I’ll digress, because although no one not born in Lacedaemon can pretend to truly understand the bloody Spartans, it is worth having a sense of their politics and their lives before I go on with my story. In my father’s time — when Aegina, the island off Attica, was a close ally of Sparta, Sparta and her ally Aegina, backed by the Peloponnesian League, had mostly dictated Athenian politics. The manner in which they did this was complicated. I’ve spoken of it elsewhere, but suffice it to be said that only twenty years before I was admiring Gorgo’s cleavage, which was superb, Athens had been, to all intents and purposes, a tributary ally of Sparta’s.

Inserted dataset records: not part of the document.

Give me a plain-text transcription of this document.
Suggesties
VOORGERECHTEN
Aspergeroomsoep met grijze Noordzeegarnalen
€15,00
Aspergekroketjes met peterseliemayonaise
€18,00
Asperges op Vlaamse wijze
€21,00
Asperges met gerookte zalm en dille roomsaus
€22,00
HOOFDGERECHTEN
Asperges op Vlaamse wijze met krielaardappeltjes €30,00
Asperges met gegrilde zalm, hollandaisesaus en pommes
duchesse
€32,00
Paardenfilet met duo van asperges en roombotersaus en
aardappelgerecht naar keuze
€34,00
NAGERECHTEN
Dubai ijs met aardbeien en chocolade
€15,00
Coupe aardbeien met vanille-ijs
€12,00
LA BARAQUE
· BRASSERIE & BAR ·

Now, Sparta always had two kings. All of Spartan politics is a matter of balance, and they claim that their great lawmaker, Lycurgus, ensured balance in every form of government. Two kings to watch each other; a council of old men called ephors to watch the kings; an assembly of free men to watch the ephors, and whole nations of slaves — the helots — to do all the work. Sparta rules an area that had once been three separate states, and had enslaved two whole Greek populations. To some Greeks, this was hubris on a major scale.

To others, it was an ideal form of government.

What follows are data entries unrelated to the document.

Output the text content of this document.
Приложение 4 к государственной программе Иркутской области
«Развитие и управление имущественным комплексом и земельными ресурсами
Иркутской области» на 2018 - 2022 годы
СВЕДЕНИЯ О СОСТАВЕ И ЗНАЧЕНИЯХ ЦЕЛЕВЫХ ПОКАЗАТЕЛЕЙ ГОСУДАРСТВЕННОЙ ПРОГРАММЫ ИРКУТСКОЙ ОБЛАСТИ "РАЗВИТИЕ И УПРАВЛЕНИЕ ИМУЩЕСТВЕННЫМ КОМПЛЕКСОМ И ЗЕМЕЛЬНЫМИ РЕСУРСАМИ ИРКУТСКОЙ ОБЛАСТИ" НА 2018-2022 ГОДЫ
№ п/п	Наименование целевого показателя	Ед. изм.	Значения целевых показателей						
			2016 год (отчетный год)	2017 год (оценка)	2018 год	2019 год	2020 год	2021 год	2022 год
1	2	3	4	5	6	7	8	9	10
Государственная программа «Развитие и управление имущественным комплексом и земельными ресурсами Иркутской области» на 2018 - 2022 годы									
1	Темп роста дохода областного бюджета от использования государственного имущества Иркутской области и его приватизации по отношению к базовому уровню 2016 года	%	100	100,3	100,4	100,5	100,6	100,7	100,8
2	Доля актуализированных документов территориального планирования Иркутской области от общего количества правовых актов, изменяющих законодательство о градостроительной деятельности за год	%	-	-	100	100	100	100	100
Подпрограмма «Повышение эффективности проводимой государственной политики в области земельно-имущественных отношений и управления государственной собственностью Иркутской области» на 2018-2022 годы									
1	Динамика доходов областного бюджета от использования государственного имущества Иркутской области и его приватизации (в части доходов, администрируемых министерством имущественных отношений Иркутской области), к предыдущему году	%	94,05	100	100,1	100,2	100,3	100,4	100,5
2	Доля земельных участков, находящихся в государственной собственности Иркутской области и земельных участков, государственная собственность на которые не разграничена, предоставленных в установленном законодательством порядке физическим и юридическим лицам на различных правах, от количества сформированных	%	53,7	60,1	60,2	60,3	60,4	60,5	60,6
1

At any rate — please pay attention, this is essential — the two kings of my boyhood weren’t just rivals, but deadly enemies — Cleomenes, who was the father of Gorgo, and Demaratus, who will come into this story again and again. And the focus of their rivalry was about their relations with Athens and with Aegina. Well, that and everything else. I leave the everything else aside for the moment.

Just before the time of Marathon, Persia sent ambassadors throughout Greece, requesting that every state in Greece offer earth and water — tokens of submission to the Great King. In fact, this was just after the time of my wedding. Aegina voted to send such tokens. Athens and Sparta had intense internal political disagreements about what to do. In Sparta — so men say — King Cleomenes, whose forceful and militaristic policies had animated Sparta for twenty-five years — had the Persian ambassadors thrown in a well, and told them they could get earth and water from it if they could climb out. By doing so, of course, he committed a gross impiety — the murder of an ambassador is an offence to the gods — but he also guaranteed that Sparta could do nothing but fight.